A week in the country, in an old farmhouse. Snow fell and blanketed the fields. Wind came in gusts and blew fiercely. At night I could feel it, whispering through the walls, stoking my hair on the pillow.
I knew nothing about him, the ghost, apart from multiple people in my family insisting they’ve seen him. He once lived in the house, they imagine.
Could that be love? I wondered. Belonging to a place so deeply that your loyalty to it extends even beyond death?
I both wanted and didn’t want to see him. When I woke in the middle of the night I would keep my eyes closed, imaging his face, inches from mine. It felt like he was always around the corner. His presence would be confirmation, I supposed, that such a love was possible.

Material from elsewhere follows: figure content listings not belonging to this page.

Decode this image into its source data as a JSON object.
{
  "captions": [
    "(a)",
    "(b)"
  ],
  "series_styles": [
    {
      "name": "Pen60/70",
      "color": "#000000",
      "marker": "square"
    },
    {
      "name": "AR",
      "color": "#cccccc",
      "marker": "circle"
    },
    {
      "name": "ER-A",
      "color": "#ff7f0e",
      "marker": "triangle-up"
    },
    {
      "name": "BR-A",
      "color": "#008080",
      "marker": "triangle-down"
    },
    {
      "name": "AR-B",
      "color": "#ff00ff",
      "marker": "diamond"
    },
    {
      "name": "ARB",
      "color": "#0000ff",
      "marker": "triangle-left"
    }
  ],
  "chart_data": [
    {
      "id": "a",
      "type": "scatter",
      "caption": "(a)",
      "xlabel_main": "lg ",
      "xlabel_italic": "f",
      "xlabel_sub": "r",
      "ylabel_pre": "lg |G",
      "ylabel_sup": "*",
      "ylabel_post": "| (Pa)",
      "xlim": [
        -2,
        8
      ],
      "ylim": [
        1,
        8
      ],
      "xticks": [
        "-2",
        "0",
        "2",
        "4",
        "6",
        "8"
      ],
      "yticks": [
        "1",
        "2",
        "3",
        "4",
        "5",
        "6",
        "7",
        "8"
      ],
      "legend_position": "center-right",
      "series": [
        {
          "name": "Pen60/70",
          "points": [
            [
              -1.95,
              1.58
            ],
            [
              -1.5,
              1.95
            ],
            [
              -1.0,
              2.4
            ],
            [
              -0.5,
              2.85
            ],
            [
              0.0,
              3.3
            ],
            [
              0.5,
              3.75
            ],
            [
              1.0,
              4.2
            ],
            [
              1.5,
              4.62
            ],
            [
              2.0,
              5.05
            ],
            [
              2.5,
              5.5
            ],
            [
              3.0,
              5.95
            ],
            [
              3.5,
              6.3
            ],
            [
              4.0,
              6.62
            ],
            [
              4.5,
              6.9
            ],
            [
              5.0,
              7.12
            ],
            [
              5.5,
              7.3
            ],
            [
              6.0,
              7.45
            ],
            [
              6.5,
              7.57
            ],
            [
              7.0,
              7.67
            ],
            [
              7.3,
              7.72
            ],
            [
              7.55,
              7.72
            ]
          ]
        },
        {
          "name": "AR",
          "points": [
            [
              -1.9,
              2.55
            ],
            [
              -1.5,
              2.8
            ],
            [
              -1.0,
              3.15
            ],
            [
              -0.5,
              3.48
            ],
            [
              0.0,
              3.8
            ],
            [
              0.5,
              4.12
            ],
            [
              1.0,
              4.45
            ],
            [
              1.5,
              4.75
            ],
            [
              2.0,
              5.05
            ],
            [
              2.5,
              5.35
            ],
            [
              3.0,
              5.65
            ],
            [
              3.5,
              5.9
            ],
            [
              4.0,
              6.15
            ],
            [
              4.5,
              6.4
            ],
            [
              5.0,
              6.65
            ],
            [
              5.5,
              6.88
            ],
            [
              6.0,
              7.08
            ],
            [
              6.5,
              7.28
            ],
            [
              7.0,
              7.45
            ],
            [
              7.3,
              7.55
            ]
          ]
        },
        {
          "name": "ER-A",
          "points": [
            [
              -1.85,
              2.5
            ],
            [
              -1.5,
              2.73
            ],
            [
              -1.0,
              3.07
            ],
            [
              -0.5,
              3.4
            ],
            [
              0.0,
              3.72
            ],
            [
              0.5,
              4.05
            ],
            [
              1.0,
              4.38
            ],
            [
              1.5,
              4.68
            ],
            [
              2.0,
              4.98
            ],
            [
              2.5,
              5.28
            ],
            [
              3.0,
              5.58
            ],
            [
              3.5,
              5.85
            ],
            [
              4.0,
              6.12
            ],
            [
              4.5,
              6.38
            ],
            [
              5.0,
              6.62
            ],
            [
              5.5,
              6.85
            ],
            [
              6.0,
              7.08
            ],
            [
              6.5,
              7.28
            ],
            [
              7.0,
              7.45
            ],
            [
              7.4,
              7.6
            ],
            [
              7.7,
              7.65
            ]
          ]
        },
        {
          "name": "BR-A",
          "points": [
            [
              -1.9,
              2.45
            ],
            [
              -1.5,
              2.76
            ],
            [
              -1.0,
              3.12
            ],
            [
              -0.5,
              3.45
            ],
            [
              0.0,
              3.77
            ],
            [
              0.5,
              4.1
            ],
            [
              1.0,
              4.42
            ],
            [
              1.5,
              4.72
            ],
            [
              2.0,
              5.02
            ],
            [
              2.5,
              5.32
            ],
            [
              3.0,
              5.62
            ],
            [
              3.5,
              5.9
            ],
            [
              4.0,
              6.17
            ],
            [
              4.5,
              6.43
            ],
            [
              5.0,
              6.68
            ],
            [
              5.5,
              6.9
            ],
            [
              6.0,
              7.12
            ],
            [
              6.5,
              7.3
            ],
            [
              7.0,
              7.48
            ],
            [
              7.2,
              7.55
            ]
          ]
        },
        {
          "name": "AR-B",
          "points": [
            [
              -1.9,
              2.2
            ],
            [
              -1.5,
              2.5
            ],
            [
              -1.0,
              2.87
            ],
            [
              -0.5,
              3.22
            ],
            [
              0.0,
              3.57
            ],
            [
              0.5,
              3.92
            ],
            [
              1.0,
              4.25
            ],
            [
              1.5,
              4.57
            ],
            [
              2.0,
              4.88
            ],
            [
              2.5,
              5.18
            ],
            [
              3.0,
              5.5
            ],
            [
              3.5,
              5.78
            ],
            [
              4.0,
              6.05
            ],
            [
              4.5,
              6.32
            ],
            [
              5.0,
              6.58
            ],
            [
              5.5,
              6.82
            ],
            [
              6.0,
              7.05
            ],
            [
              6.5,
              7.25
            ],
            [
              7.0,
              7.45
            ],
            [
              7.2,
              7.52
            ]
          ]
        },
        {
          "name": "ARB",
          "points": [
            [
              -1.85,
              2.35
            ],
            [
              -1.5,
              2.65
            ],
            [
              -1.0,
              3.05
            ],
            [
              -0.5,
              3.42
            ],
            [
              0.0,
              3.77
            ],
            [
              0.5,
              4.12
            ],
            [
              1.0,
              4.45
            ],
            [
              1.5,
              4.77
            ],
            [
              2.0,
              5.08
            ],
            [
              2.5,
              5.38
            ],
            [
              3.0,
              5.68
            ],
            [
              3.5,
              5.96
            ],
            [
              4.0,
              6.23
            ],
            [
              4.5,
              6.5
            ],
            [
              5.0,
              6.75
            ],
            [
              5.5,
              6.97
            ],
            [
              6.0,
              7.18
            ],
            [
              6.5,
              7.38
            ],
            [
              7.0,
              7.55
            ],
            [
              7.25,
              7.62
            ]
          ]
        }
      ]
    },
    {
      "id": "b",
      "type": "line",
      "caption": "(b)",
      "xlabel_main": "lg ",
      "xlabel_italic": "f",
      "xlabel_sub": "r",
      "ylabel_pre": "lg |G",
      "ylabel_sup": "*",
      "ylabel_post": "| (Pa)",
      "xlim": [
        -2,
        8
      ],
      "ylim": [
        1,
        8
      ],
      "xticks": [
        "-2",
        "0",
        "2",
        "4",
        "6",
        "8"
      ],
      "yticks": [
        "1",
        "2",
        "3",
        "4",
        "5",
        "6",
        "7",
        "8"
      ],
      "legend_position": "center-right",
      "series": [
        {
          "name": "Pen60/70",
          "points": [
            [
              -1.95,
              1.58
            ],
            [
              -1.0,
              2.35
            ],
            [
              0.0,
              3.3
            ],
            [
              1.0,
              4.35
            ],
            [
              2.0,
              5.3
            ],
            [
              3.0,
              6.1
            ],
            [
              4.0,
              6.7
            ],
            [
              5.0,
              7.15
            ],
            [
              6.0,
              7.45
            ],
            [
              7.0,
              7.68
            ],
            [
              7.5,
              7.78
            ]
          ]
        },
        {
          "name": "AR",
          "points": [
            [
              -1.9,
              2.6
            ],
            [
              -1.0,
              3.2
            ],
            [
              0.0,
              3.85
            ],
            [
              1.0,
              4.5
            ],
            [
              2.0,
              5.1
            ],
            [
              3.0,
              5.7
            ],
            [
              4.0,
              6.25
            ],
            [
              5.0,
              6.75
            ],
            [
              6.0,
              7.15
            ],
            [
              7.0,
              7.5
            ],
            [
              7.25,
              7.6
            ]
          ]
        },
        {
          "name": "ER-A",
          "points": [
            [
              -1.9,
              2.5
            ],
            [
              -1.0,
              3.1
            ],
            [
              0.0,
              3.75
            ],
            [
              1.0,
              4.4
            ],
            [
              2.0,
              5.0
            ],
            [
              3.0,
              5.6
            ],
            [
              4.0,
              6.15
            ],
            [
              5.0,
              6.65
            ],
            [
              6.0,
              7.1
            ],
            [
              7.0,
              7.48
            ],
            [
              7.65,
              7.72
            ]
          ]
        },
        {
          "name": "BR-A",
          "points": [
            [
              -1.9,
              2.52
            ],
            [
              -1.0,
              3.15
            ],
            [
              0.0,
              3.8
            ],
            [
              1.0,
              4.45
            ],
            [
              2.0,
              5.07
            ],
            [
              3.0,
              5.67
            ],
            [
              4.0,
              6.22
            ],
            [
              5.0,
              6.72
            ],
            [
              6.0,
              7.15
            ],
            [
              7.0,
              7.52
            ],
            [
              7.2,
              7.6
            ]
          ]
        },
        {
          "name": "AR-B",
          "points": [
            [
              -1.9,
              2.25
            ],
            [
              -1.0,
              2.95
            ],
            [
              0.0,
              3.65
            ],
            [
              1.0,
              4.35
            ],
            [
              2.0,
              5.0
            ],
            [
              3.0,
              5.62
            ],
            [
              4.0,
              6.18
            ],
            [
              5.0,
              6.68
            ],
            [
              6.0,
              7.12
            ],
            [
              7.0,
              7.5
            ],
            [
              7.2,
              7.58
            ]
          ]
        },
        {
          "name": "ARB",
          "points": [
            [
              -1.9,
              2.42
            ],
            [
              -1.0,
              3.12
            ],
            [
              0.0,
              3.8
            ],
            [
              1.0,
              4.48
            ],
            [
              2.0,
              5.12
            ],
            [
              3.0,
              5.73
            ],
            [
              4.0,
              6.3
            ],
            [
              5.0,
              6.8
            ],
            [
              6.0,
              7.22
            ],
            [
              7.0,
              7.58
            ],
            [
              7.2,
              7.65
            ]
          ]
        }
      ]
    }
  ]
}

Afternoons were quiet; no one was home. I positioned the desk in front of an arched window. I wanted to spend time in an old farmhouse because I’m writing about one; my extended family was out of town and I was eager to immerse myself in the “psychology of the house”.1 Stationed at the desk, my back was exposed to the rest of the room. Every so often, the wooden floors would creak behind me. My heart would hitch and I’d think it’s him, and spin around wildly as though speed would remedy the shock of our encounter, but it was only ever the cat, with its brilliant marble-green eyes and war-wound gash across the nose, never the man. Never the ghost.